While the film flopped, Dolly Parton still found success with two songs featured on the soundtrack. “Tennessee Homesick Blues,” which Dolly wrote, reached No. 1 on the Billboard Hot Country Songs chart in 1984. It also earned Dolly a nomination for Best Country Vocal Performance – Female at the Grammy Awards. In addition, “God Won’t Get You” peaked at No. 10 on the Billboard Hot Country Songs chart in 1984.
And if you ask Dolly, Rhinestone was a huge success.
“I always try to look for God’s success, not mine,” said Dolly Parton to Country Weekly magazine in 2006. “I always pray and try to let God do His business. If something don’t work, I try to think, ‘Well, now you prayed about it and you sincerely were honest. You just can’t ask God to give you just what you want. Maybe God wants it to be this way, for whatever reason.’

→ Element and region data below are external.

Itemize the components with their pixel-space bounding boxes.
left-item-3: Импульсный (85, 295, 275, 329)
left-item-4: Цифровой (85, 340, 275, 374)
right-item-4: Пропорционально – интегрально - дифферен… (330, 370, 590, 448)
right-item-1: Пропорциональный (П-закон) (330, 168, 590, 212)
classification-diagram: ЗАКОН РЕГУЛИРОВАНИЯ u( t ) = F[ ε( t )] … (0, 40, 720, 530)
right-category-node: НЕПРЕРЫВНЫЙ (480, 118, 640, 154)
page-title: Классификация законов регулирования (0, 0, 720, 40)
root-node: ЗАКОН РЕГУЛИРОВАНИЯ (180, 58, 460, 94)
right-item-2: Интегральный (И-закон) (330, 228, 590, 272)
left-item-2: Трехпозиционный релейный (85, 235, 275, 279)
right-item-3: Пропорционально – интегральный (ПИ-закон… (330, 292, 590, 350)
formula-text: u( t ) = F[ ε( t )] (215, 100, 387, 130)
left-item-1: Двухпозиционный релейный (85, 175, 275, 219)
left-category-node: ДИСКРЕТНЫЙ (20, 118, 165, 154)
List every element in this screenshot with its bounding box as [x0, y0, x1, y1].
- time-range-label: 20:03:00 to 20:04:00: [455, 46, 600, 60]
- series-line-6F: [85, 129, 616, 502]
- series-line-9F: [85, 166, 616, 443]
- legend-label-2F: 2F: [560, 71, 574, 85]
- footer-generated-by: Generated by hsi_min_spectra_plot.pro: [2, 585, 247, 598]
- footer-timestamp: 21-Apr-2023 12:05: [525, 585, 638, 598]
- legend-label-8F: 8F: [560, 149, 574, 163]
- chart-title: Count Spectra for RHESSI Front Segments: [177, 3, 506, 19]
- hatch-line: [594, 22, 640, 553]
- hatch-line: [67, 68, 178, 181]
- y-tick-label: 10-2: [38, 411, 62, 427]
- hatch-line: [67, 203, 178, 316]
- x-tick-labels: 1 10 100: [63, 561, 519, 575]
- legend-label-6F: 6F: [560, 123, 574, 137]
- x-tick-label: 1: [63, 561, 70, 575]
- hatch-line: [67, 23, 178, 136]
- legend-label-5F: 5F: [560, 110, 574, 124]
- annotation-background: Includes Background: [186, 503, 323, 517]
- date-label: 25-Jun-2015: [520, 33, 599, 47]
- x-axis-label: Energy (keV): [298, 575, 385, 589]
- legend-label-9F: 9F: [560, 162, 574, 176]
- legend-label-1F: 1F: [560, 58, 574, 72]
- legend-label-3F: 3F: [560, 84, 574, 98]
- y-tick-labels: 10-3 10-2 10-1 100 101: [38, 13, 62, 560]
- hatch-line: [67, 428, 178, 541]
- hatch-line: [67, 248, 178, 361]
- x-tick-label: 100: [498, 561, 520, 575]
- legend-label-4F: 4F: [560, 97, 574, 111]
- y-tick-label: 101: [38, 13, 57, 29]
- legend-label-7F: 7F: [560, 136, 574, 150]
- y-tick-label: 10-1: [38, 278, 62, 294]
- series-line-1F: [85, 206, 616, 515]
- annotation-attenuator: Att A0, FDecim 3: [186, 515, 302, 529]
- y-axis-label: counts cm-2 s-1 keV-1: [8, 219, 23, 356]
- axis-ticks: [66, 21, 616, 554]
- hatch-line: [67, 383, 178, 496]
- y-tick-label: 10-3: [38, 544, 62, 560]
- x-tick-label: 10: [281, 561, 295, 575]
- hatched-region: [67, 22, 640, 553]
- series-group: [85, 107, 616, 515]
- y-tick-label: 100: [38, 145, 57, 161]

“So I try to find the bigger purpose, see the higher picture. And, through the years, you learn, and it depends on whose success you’re talking about. Just like the movie Rhinestone. That was critically a big bomb. But it came at a time when I was coming off an illness and a bad time in my life. And getting back doing that movie, working around somebody as healthy and loony as Sylvester Stallone—it was a huge success for me personally. It really helped heal and mend me in a way that made my future work great. So, who’s to say what prayer is answered or what’s truly a success or failure? It’s all in a big ole heap and you just have to kind of sort it out about what it means to you and what’s important to you.”